Cuando la sociedad civil se dijo hasta la madre del crimen organizado, no estaba bromeando. Grupos paramilitares que manifiestan —a través de comunicados en internet— estar del lado de la sociedad civil se han entregado al “aniquilamiento” de grupos delictivos. Su participación como nuevas piezas en este ajedrez sangriento ha echado luz en mascares como la ocurrida recientemente en Veracruz, donde fueron sembrados 35 cuerpos en una de sus vialidades principales. Pero también en carnicerías ocurridas al interior de centros de rehabilitación en Ciudad Juárez, Durango y Chihuahua. La participación de estos grupos paramiliatares, aparentemente financiados por empresarios —o, incluso, gobiernos locales— pone una nueva variable en la interminable “Guerra contra el Narco”.
Aunque hasta ahora su operación había sido silenciosa, un comunicado emitido ayer por el secretario de Gobernación, José Francisco Blake Mora, puso los reflectores sobre ellos. Dirigido a propósito de las actividades de grupos paramilitares como los “Matazetas” —aunque sin nombrarlos explícitamente—, el titular de la Secretaría de Gobernación (Segob) refirió que “cualquier otra expresión al margen de la ley que pretenda erigirse en combatiente del crimen carece de la legitimidad necesaria y con independencia de causa o motivación enfrentará la fuerza del Estado”. Reiteró que los tres niveles de Gobierno se encuentran trabajando en la depuración de los cuerpos policiacos y combatiendo a los grupos delictivos sin distinción alguna entre organizaciones, por lo que no existe necesidad o motivación alguna que justifique un “combate a la delincuencia” paralelo a los esfuerzos del Gobierno o fuera de la ley. “Cualquier otro (camino) es reprobable por la sociedad y por el gobierno federal”.

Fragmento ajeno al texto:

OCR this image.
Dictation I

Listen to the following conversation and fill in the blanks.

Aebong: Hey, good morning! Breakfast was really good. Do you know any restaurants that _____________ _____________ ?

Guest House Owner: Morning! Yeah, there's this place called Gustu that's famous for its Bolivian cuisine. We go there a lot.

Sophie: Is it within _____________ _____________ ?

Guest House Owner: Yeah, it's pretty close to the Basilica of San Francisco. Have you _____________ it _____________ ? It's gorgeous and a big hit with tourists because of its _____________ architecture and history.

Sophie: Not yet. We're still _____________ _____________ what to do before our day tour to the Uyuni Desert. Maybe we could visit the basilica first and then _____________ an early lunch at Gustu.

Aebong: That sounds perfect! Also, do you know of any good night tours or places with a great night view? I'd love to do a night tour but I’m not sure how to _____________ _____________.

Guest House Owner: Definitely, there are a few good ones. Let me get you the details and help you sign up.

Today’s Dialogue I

Este comunicado tiene como contexto las investigaciones que actualmente realiza la Procuraduría General de la República (PGR) respecto a un grupo paramilitar autodenominado “Matazetas”, a quien se le relaciona con la siembra de los 35 cadáveres en el área conurbada de Boca del Río, Veracruz. Esto tras la aparición de videos en internet donde reivindican los asesinatos de presuntos integrantes del cártel de los Zetas. Como en otros casos, el tema debe tomarse con pinzas hasta tener más información respecto a estos grupos. ¿Por qué? Dos razones. Por un lado, la ciudadanía se ha declarado hasta la madre ante el lento avance de las Fuerzas Armadas —muchas veces en retroceso de los Derechos Humanos—, obteniendo este tipo de grupos el apoyo incondicional de varios sectores; entre ellos, empresarios, a quienes se les apunta como sus promotores.
Pero por el otro, es preocupante que grupos armados tomen en su manos la ley. No sólo porque ponen en evidencia la incompetencia de muchos órganos de nuestro de gobierno para realizar sus labores, sino que también anidan la posibilidad de que, eventualmente, se conviertan en grupos fuera de control. Los ejércitos mercenarios —grupos paramilitares en América Latina— nunca han salido bien librados del juicio histórico, y Colombia es quizá uno de los países de nuestro continente que dan fe de ello; comienzan trabajando para un amo, pero al poco tiempo alguien les dobla la apuesta. Alrededor del mundo, grupos terroristas, guerrillas e incluso cárteles de narcotráfico han nacido de esta clase de maniobras desesperadas, promovidas desde el seno de la sociedad, de los gobiernos —nacionales o extranjeros— e incluso de las mafias. Lo que sí es indudable, es que la paciencia de la ciudadanía se está agotando.